Molecular Rotor-Rotor Heat Diffusion at the Origin of the Enhanced Thermal Conductivity of Hybrid Perovskites at High Temperatures

We demonstrate a new regime of heat conduction in hybrid metal halide perovskites where the thermal conductivity increases with temperature due to the rotational and librational motion of the organic cations. Our molecular dynamics simulations on MAPbI3 show that as the temperature is increased across the orthorhombic-tetragonal-cubic phase transitions, the contributions to the total thermal conductivity from the organic cations monotonically increases to similar to 60%, whereas the contributions from the inorganic framework decrease with a similar temperature dependence that is often associated with anharmonic phonon scattering processes of crystalline solids. The increase in the organic constituent contributions to the total thermal conductivity as the temperature is increased leads to a temperature-independent thermal conductivity at high temperatures.
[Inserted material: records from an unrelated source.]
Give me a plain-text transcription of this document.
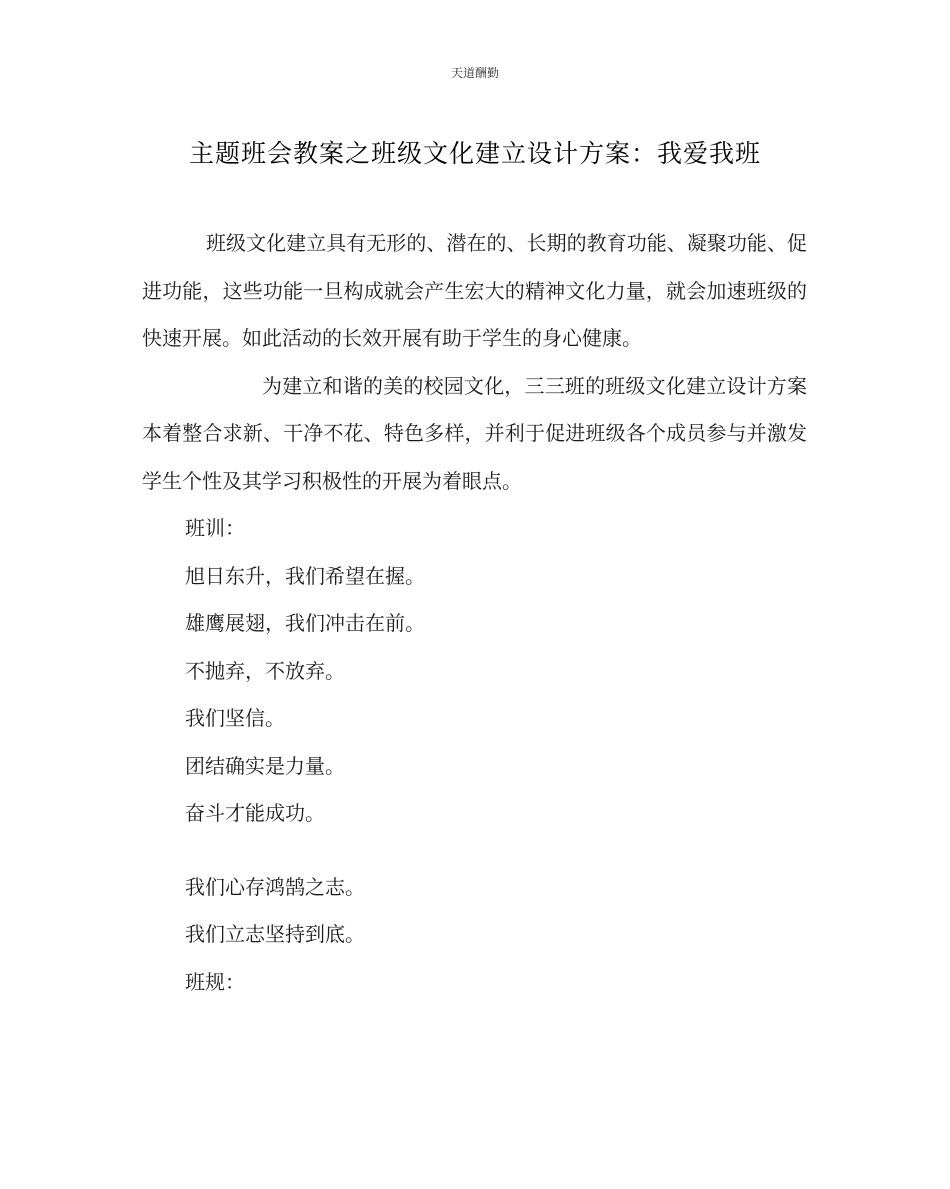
天道酬勤
主题班会教案之班级文化建立设计方案：我爱我班

班级文化建立具有无形的、潜在的、长期的教育功能、凝聚功能、促进功能，这些功能一旦构成就会产生宏大的精神文化力量，就会加速班级的快速开展。如此活动的长效开展有助于学生的身心健康。

为建立和谐的美的校园文化，三三班的班级文化建立设计方案本着整合求新、干净不花、特色多样，并利于促进班级各个成员参与并激发学生个性及其学习积极性的开展为着眼点。

班训：

旭日东升，我们希望在握。

雄鹰展翅，我们冲击在前。

不抛弃，不放弃。

我们坚信。

团结确实是力量。

奋斗才能成功。

我们心存鸿鹄之志。

我们立志坚持到底。

班规：
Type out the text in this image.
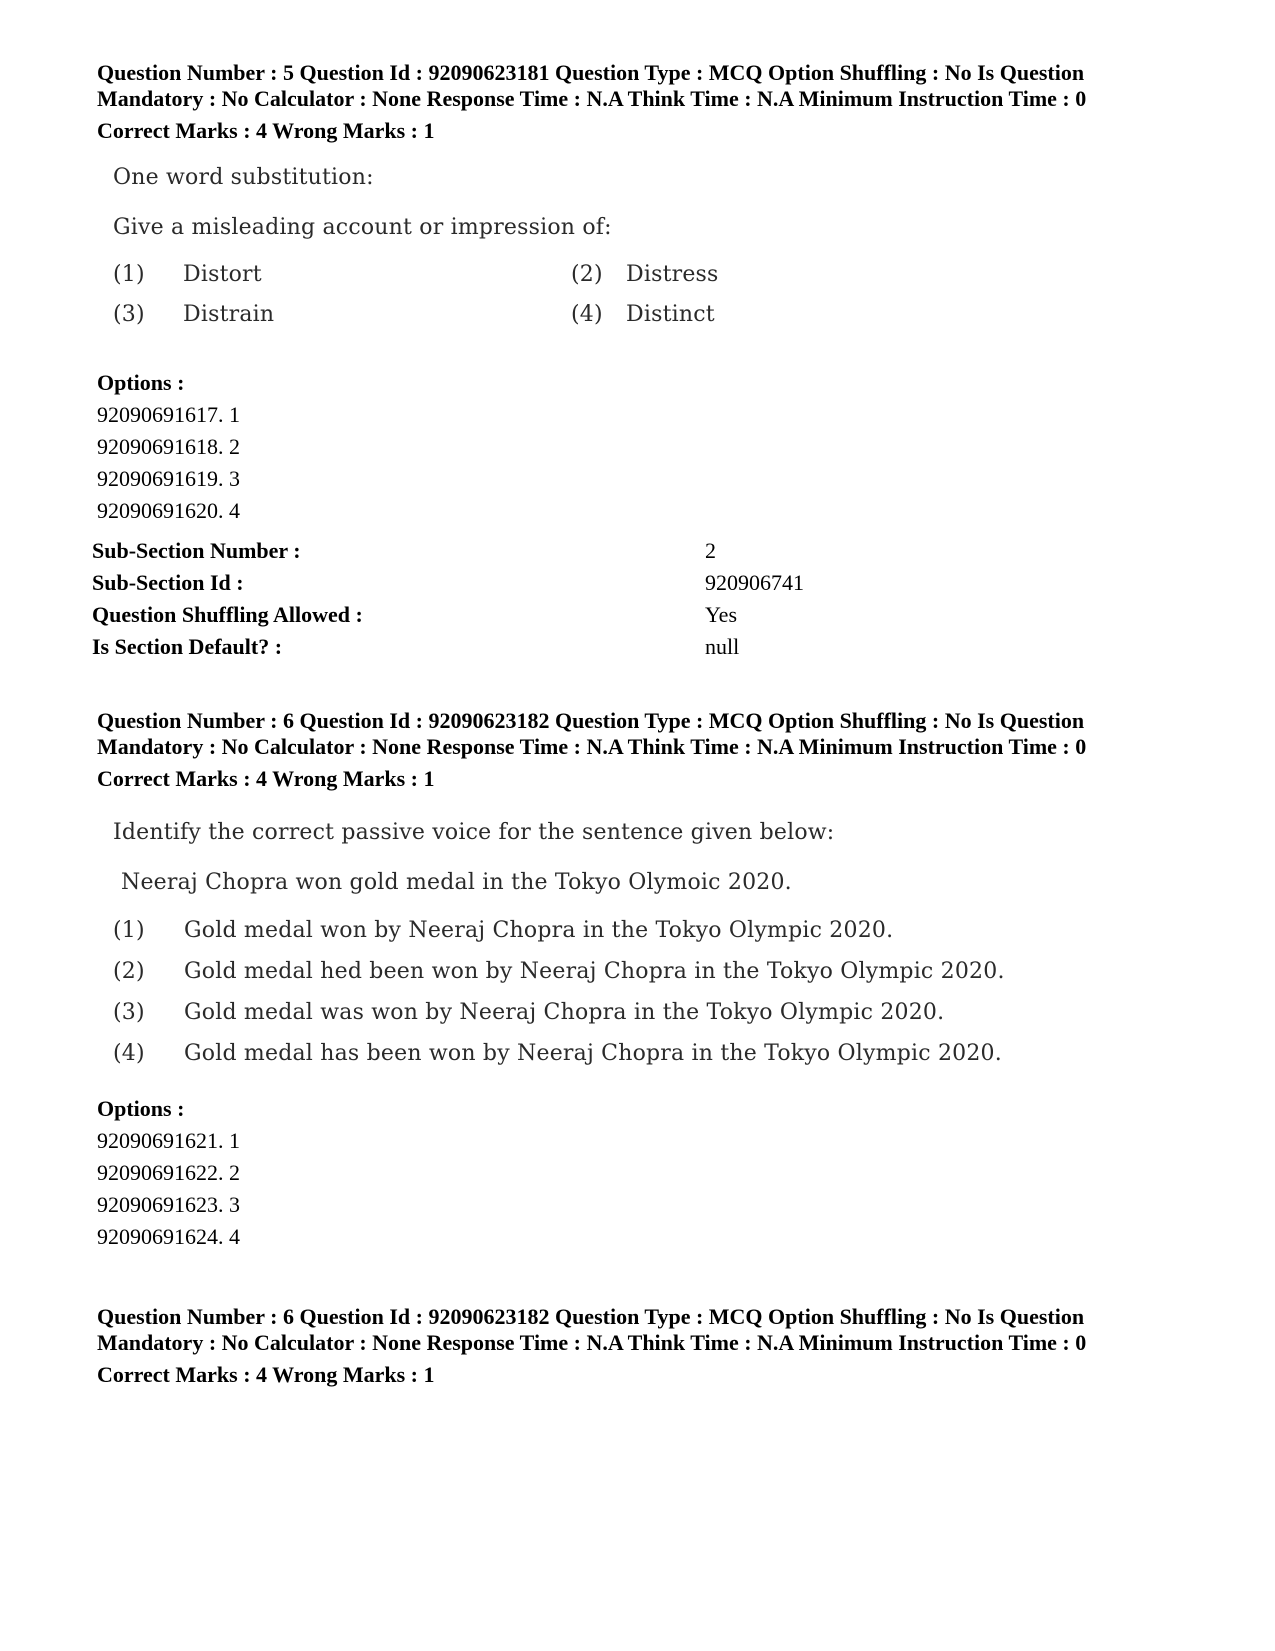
Question Number : 5 Question Id : 92090623181 Question Type : MCQ Option Shuffling : No Is Question
Mandatory : No Calculator : None Response Time : N.A Think Time : N.A Minimum Instruction Time : 0
Correct Marks : 4 Wrong Marks : 1
One word substitution:
Give a misleading account or impression of:
(1) Distort	(2) Distress
(3) Distrain	(4) Distinct
Options :
92090691617. 1
92090691618. 2
92090691619. 3
92090691620. 4
Sub-Section Number :	2
Sub-Section Id :	920906741
Question Shuffling Allowed :	Yes
Is Section Default? :	null
Question Number : 6 Question Id : 92090623182 Question Type : MCQ Option Shuffling : No Is Question
Mandatory : No Calculator : None Response Time : N.A Think Time : N.A Minimum Instruction Time : 0
Correct Marks : 4 Wrong Marks : 1
Identify the correct passive voice for the sentence given below:
Neeraj Chopra won gold medal in the Tokyo Olymoic 2020.
(1) Gold medal won by Neeraj Chopra in the Tokyo Olympic 2020.
(2) Gold medal hed been won by Neeraj Chopra in the Tokyo Olympic 2020.
(3) Gold medal was won by Neeraj Chopra in the Tokyo Olympic 2020.
(4) Gold medal has been won by Neeraj Chopra in the Tokyo Olympic 2020.
Options :
92090691621. 1
92090691622. 2
92090691623. 3
92090691624. 4
Question Number : 6 Question Id : 92090623182 Question Type : MCQ Option Shuffling : No Is Question
Mandatory : No Calculator : None Response Time : N.A Think Time : N.A Minimum Instruction Time : 0
Correct Marks : 4 Wrong Marks : 1
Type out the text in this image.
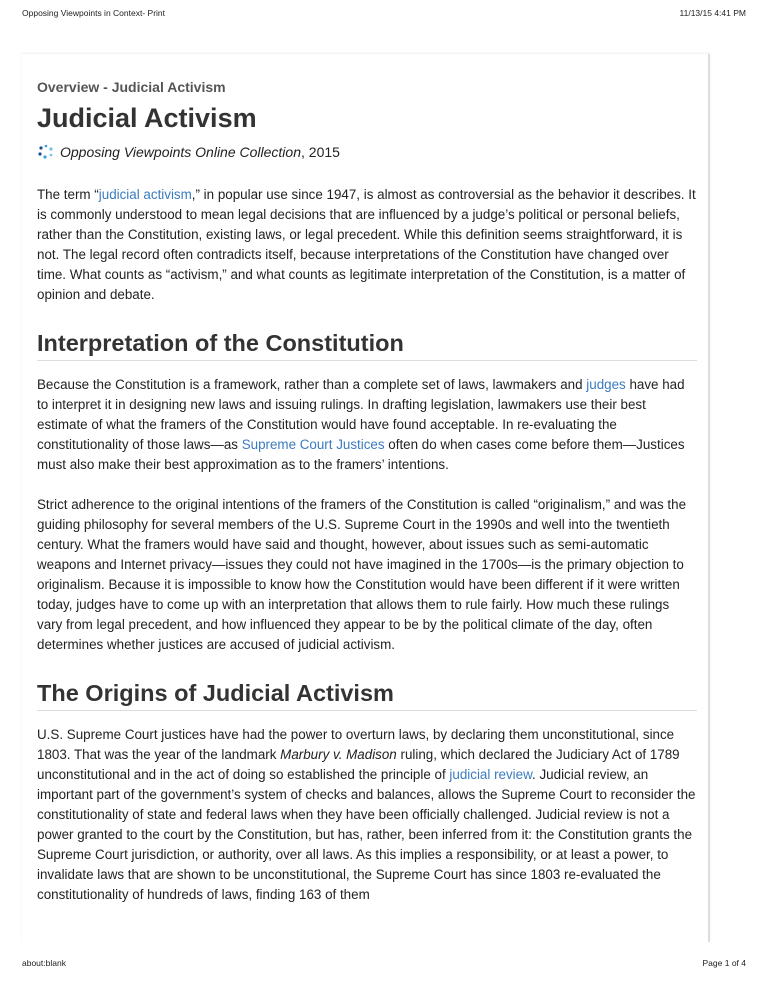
Opposing Viewpoints in Context- Print	11/13/15 4:41 PM
Overview - Judicial Activism
Judicial Activism
Opposing Viewpoints Online Collection, 2015

The term “judicial activism,” in popular use since 1947, is almost as controversial as the behavior it describes. It is commonly understood to mean legal decisions that are influenced by a judge’s political or personal beliefs, rather than the Constitution, existing laws, or legal precedent. While this definition seems straightforward, it is not. The legal record often contradicts itself, because interpretations of the Constitution have changed over time. What counts as “activism,” and what counts as legitimate interpretation of the Constitution, is a matter of opinion and debate.

Interpretation of the Constitution

Because the Constitution is a framework, rather than a complete set of laws, lawmakers and judges have had to interpret it in designing new laws and issuing rulings. In drafting legislation, lawmakers use their best estimate of what the framers of the Constitution would have found acceptable. In re-evaluating the constitutionality of those laws—as Supreme Court Justices often do when cases come before them—Justices must also make their best approximation as to the framers’ intentions.

Strict adherence to the original intentions of the framers of the Constitution is called “originalism,” and was the guiding philosophy for several members of the U.S. Supreme Court in the 1990s and well into the twentieth century. What the framers would have said and thought, however, about issues such as semi-automatic weapons and Internet privacy—issues they could not have imagined in the 1700s—is the primary objection to originalism. Because it is impossible to know how the Constitution would have been different if it were written today, judges have to come up with an interpretation that allows them to rule fairly. How much these rulings vary from legal precedent, and how influenced they appear to be by the political climate of the day, often determines whether justices are accused of judicial activism.

The Origins of Judicial Activism

U.S. Supreme Court justices have had the power to overturn laws, by declaring them unconstitutional, since 1803. That was the year of the landmark Marbury v. Madison ruling, which declared the Judiciary Act of 1789 unconstitutional and in the act of doing so established the principle of judicial review. Judicial review, an important part of the government’s system of checks and balances, allows the Supreme Court to reconsider the constitutionality of state and federal laws when they have been officially challenged. Judicial review is not a power granted to the court by the Constitution, but has, rather, been inferred from it: the Constitution grants the Supreme Court jurisdiction, or authority, over all laws. As this implies a responsibility, or at least a power, to invalidate laws that are shown to be unconstitutional, the Supreme Court has since 1803 re-evaluated the constitutionality of hundreds of laws, finding 163 of them

about:blank	Page 1 of 4
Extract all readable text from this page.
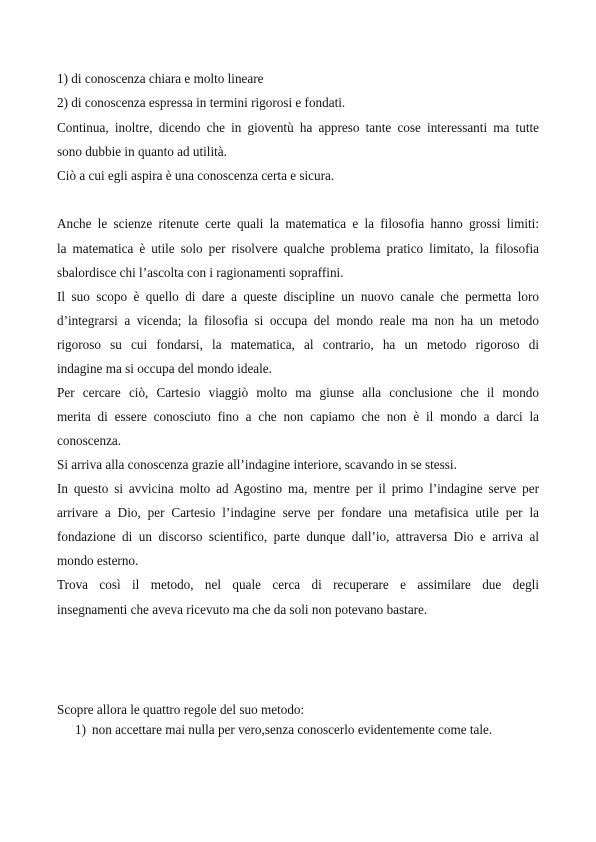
1) di conoscenza chiara e molto lineare
2) di conoscenza espressa in termini rigorosi e fondati.
Continua, inoltre, dicendo che in gioventù ha appreso tante cose interessanti ma tutte
sono dubbie in quanto ad utilità.
Ciò a cui egli aspira è una conoscenza certa e sicura.
Anche le scienze ritenute certe quali la matematica e la filosofia hanno grossi limiti:
la matematica è utile solo per risolvere qualche problema pratico limitato, la filosofia
sbalordisce chi l’ascolta con i ragionamenti sopraffini.
Il suo scopo è quello di dare a queste discipline un nuovo canale che permetta loro
d’integrarsi a vicenda; la filosofia si occupa del mondo reale ma non ha un metodo
rigoroso su cui fondarsi, la matematica, al contrario, ha un metodo rigoroso di
indagine ma si occupa del mondo ideale.
Per cercare ciò, Cartesio viaggiò molto ma giunse alla conclusione che il mondo
merita di essere conosciuto fino a che non capiamo che non è il mondo a darci la
conoscenza.
Si arriva alla conoscenza grazie all’indagine interiore, scavando in se stessi.
In questo si avvicina molto ad Agostino ma, mentre per il primo l’indagine serve per
arrivare a Dio, per Cartesio l’indagine serve per fondare una metafisica utile per la
fondazione di un discorso scientifico, parte dunque dall’io, attraversa Dio e arriva al
mondo esterno.
Trova così il metodo, nel quale cerca di recuperare e assimilare due degli
insegnamenti che aveva ricevuto ma che da soli non potevano bastare.
Scopre allora le quattro regole del suo metodo:
1) non accettare mai nulla per vero,senza conoscerlo evidentemente come tale.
By comparing MAPbI3 results with the corresponding inorganic CsPbI3 lead halide (by using a new specifically designed MYP parametrization), we unambiguously ascribe a unique temperature trend of the hybrid perovskites to the collective rotational motion of the organic molecules leading to additional channels of heat flow at higher temperatures in these materials. Our findings are relevant for the thermal stability of hybrid perovskites to optimize heat dissipation and working conditions in optoelectronic, thermoelectric, and phononic devices based on hybrid perovskites.

Automated summary

We demonstrate a new regime of heat conduction in hybrid metal halide perovskites, where the thermal conductivity increases with temperature due to the rotational and librational motion of the organic cations. This finding is relevant for optimizing the thermal stability and working conditions of hybrid perovskites in optoelectronic, thermoelectric, and phononic devices.